Mehr Vielfalt, Wahlfreiheit und Zugänge zum Arbeitsmarkt
Hamburgs ungewöhnliche Erfolgsformel: Wettbewerb + Kooperation

Wie lässt sich der Zugang zum Arbeitsmarkt schon nach der Schule öffnen? Wie kann man Werkstattberechtigten ermöglichen, sich von Beginn an für ihren eigenen Weg ins Arbeitsleben zu entscheiden? Auf diese heute immer noch aktuellen Fragen fand Hamburg bereits vor über 30 Jahren eine Antwort. Sie lautete: Wir ermöglichen Inklusion und Wahlfreiheit durch Wettbewerb und Kooperation. Im Jahr 1992 startete die Hamburger Arbeitsassistenz (HAA) als ein Pionierprojekt nach dem Supported-Employment-Ansatz. Sie bot eine Alternative zum Werkstattweg und vermittelt bis heute Menschen mit Lernschwierigkeiten gezielt in eine betriebliche Festanstellung.
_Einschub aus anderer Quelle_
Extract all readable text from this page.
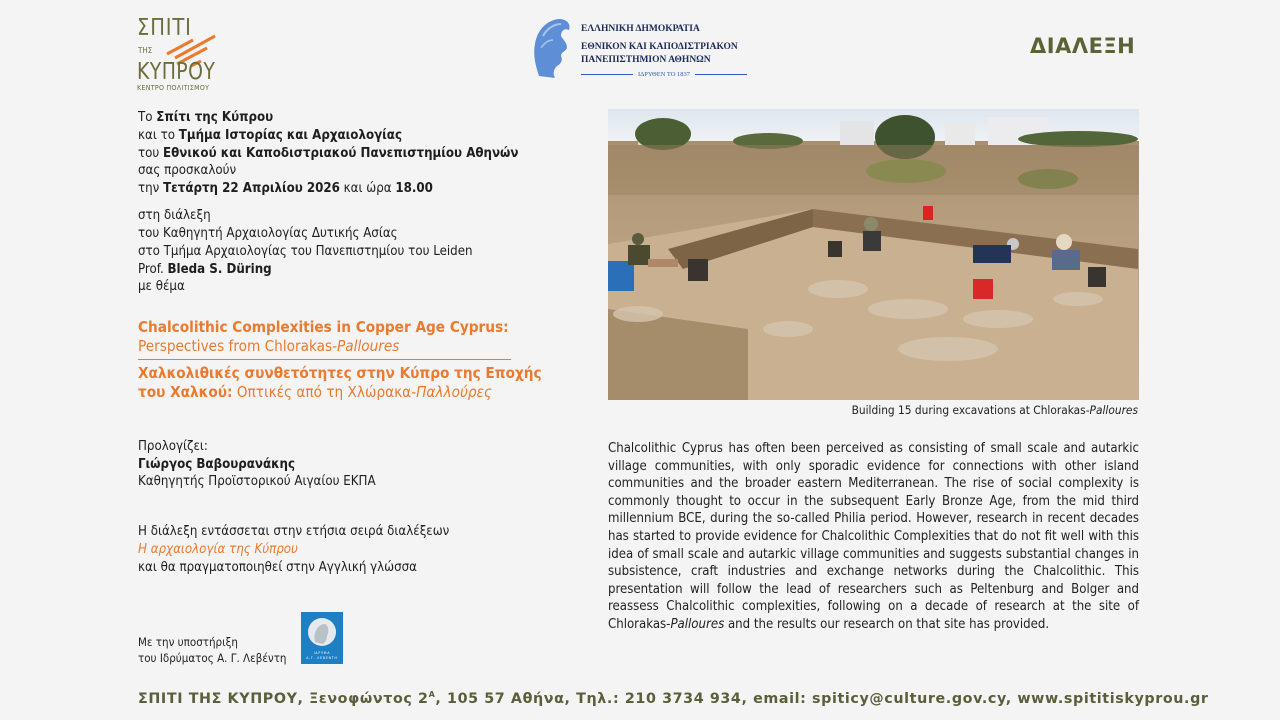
ΣΠΙΤΙ
ΤΗΣ
ΚΥΠΡΟΥ
ΚΕΝΤΡΟ ΠΟΛΙΤΙΣΜΟΥ
ΕΛΛΗΝΙΚΗ ΔΗΜΟΚΡΑΤΙΑ
ΕΘΝΙΚΟΝ ΚΑΙ ΚΑΠΟΔΙΣΤΡΙΑΚΟΝ
ΠΑΝΕΠΙΣΤΗΜΙΟΝ ΑΘΗΝΩΝ
ΙΔΡΥΘΕΝ ΤΟ 1837
ΔΙΑΛΕΞΗ
Το Σπίτι της Κύπρου
και το Τμήμα Ιστορίας και Αρχαιολογίας
του Εθνικού και Καποδιστριακού Πανεπιστημίου Αθηνών
σας προσκαλούν
την Τετάρτη 22 Απριλίου 2026 και ώρα 18.00
στη διάλεξη
του Καθηγητή Αρχαιολογίας Δυτικής Ασίας
στο Τμήμα Αρχαιολογίας του Πανεπιστημίου του Leiden
Prof. Bleda S. Düring
με θέμα
Chalcolithic Complexities in Copper Age Cyprus:
Perspectives from Chlorakas-Palloures
Χαλκολιθικές συνθετότητες στην Κύπρο της Εποχής
του Χαλκού: Οπτικές από τη Χλώρακα-Παλλούρες
Προλογίζει:
Γιώργος Βαβουρανάκης
Καθηγητής Προϊστορικού Αιγαίου ΕΚΠΑ
Η διάλεξη εντάσσεται στην ετήσια σειρά διαλέξεων
Η αρχαιολογία της Κύπρου
και θα πραγματοποιηθεί στην Αγγλική γλώσσα
Building 15 during excavations at Chlorakas-Palloures
Chalcolithic Cyprus has often been perceived as consisting of small scale and autarkic village communities, with only sporadic evidence for connections with other island communities and the broader eastern Mediterranean. The rise of social complexity is commonly thought to occur in the subsequent Early Bronze Age, from the mid third millennium BCE, during the so-called Philia period. However, research in recent decades has started to provide evidence for Chalcolithic Complexities that do not fit well with this idea of small scale and autarkic village communities and suggests substantial changes in subsistence, craft industries and exchange networks during the Chalcolithic. This presentation will follow the lead of researchers such as Peltenburg and Bolger and reassess Chalcolithic complexities, following on a decade of research at the site of Chlorakas-Palloures and the results our research on that site has provided.
Με την υποστήριξη
του Ιδρύματος Α. Γ. Λεβέντη	ΙΔΡΥΜΑ
Α.Γ. ΛΕΒΕΝΤΗ
ΣΠΙΤΙ ΤΗΣ ΚΥΠΡΟΥ, Ξενοφώντος $2^A$, 105 57 Αθήνα, Τηλ.: 210 3734 934, email: spiticy@culture.gov.cy, www.spititiskyprou.gr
Seitdem gilt Hamburg als Vorzeigestadt für berufliche Inklusion, erstaunlicherweise, ohne dass dies die Entwicklung in Deutschland nachhaltig beeinflusst hätte. Die gängige Erklärung dafür lautet: "Hamburg ist anders. Die Bedingungen dort sind mit anderen Regionen nicht vergleichbar." Diesen 'Glaubenssatz' wollten wir hinterfragen und haben mit Vertretern der Hamburger Werkstätten und der Hamburger Arbeitsassistenz die Entwicklung der letzten 30 Jahre Revue passieren lassen und die Erfolge und Schwierigkeiten sowie die Übertragbarkeit des Hamburger Wegs diskutiert.
Unsere Gespächspartner*innnen waren:
- Marta Redondo von der alsterarbeit gGmbH / Evangelische Stiftung Alsterdorf. Sie ist seit 2000 bei der alsterarbeit tätig und seit 2018 Leiterin des integrationsservice arbeit (isa).
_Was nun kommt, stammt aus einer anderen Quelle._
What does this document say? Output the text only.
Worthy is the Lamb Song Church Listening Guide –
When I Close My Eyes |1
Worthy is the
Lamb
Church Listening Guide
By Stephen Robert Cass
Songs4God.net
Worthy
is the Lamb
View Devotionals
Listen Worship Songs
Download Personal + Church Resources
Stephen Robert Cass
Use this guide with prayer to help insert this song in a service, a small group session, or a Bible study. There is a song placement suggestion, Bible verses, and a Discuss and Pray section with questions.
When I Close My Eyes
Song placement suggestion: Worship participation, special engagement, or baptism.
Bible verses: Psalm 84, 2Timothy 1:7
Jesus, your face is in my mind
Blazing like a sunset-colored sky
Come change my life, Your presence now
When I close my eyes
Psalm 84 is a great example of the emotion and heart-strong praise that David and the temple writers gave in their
- Sven Neumann von den Elbe-Werkstätten. Er ist seit 2010 in der Vermittlung tätig und leitet den Bereich "Arbeit inklusiv" der Elbe-Werkstätten.
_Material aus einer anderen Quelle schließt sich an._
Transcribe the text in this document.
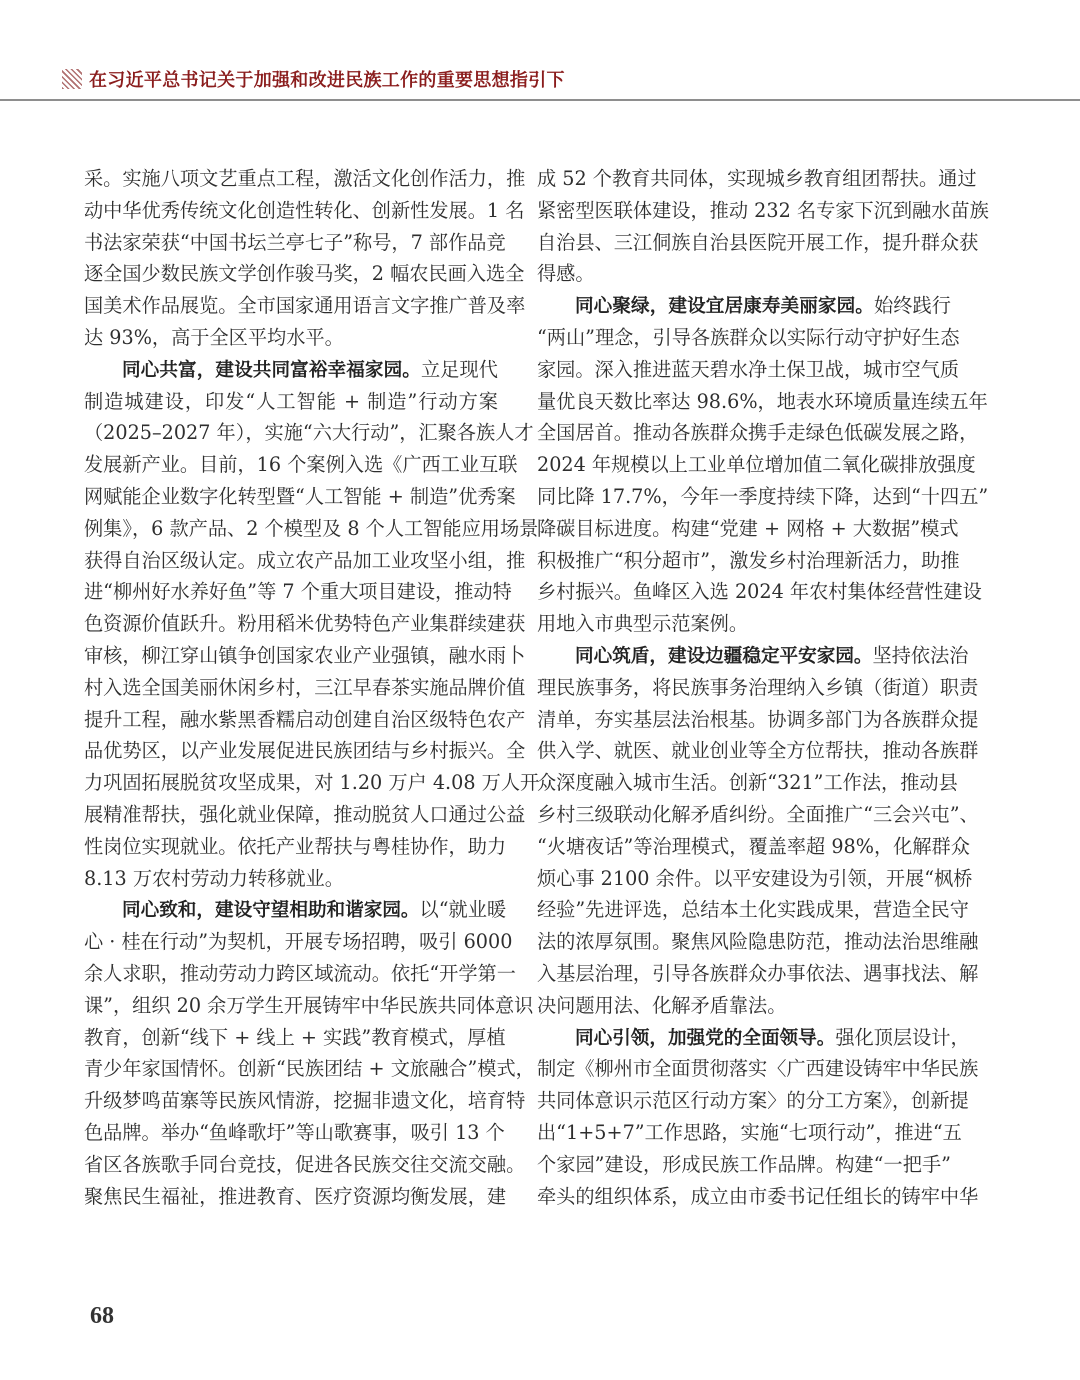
在习近平总书记关于加强和改进民族工作的重要思想指引下
采。实施八项文艺重点工程，激活文化创作活力，推
动中华优秀传统文化创造性转化、创新性发展。1 名
书法家荣获“中国书坛兰亭七子”称号，7 部作品竞
逐全国少数民族文学创作骏马奖，2 幅农民画入选全
国美术作品展览。全市国家通用语言文字推广普及率
达 93%，高于全区平均水平。
同心共富，建设共同富裕幸福家园。立足现代
制造城建设，印发“人工智能 + 制造”行动方案
（2025–2027 年），实施“六大行动”，汇聚各族人才
发展新产业。目前，16 个案例入选《广西工业互联
网赋能企业数字化转型暨“人工智能 + 制造”优秀案
例集》，6 款产品、2 个模型及 8 个人工智能应用场景
获得自治区级认定。成立农产品加工业攻坚小组，推
进“柳州好水养好鱼”等 7 个重大项目建设，推动特
色资源价值跃升。粉用稻米优势特色产业集群续建获
审核，柳江穿山镇争创国家农业产业强镇，融水雨卜
村入选全国美丽休闲乡村，三江早春茶实施品牌价值
提升工程，融水紫黑香糯启动创建自治区级特色农产
品优势区，以产业发展促进民族团结与乡村振兴。全
力巩固拓展脱贫攻坚成果，对 1.20 万户 4.08 万人开
展精准帮扶，强化就业保障，推动脱贫人口通过公益
性岗位实现就业。依托产业帮扶与粤桂协作，助力
8.13 万农村劳动力转移就业。
同心致和，建设守望相助和谐家园。以“就业暖
心 · 桂在行动”为契机，开展专场招聘，吸引 6000
余人求职，推动劳动力跨区域流动。依托“开学第一
课”，组织 20 余万学生开展铸牢中华民族共同体意识
教育，创新“线下 + 线上 + 实践”教育模式，厚植
青少年家国情怀。创新“民族团结 + 文旅融合”模式，
升级梦鸣苗寨等民族风情游，挖掘非遗文化，培育特
色品牌。举办“鱼峰歌圩”等山歌赛事，吸引 13 个
省区各族歌手同台竞技，促进各民族交往交流交融。
聚焦民生福祉，推进教育、医疗资源均衡发展，建
成 52 个教育共同体，实现城乡教育组团帮扶。通过
紧密型医联体建设，推动 232 名专家下沉到融水苗族
自治县、三江侗族自治县医院开展工作，提升群众获
得感。
同心聚绿，建设宜居康寿美丽家园。始终践行
“两山”理念，引导各族群众以实际行动守护好生态
家园。深入推进蓝天碧水净土保卫战，城市空气质
量优良天数比率达 98.6%，地表水环境质量连续五年
全国居首。推动各族群众携手走绿色低碳发展之路，
2024 年规模以上工业单位增加值二氧化碳排放强度
同比降 17.7%，今年一季度持续下降，达到“十四五”
降碳目标进度。构建“党建 + 网格 + 大数据”模式
积极推广“积分超市”，激发乡村治理新活力，助推
乡村振兴。鱼峰区入选 2024 年农村集体经营性建设
用地入市典型示范案例。
同心筑盾，建设边疆稳定平安家园。坚持依法治
理民族事务，将民族事务治理纳入乡镇（街道）职责
清单，夯实基层法治根基。协调多部门为各族群众提
供入学、就医、就业创业等全方位帮扶，推动各族群
众深度融入城市生活。创新“321”工作法，推动县
乡村三级联动化解矛盾纠纷。全面推广“三会兴屯”、
“火塘夜话”等治理模式，覆盖率超 98%，化解群众
烦心事 2100 余件。以平安建设为引领，开展“枫桥
经验”先进评选，总结本土化实践成果，营造全民守
法的浓厚氛围。聚焦风险隐患防范，推动法治思维融
入基层治理，引导各族群众办事依法、遇事找法、解
决问题用法、化解矛盾靠法。
同心引领，加强党的全面领导。强化顶层设计，
制定《柳州市全面贯彻落实〈广西建设铸牢中华民族
共同体意识示范区行动方案〉的分工方案》，创新提
出“1+5+7”工作思路，实施“七项行动”，推进“五
个家园”建设，形成民族工作品牌。构建“一把手”
牵头的组织体系，成立由市委书记任组长的铸牢中华
68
- Achim Ciolek von der Hamburger Arbeitsassistenz. Er war von Projektbeginn an der Leiter und später Geschäftsführer der HAA.
Wir haben die Gesprächsthemen und zentralen Aussagen des Gesprächs zusammengefasst:
Welche Auswirkungen hatte die Gründung der Hamburger Arbeitsassistenz?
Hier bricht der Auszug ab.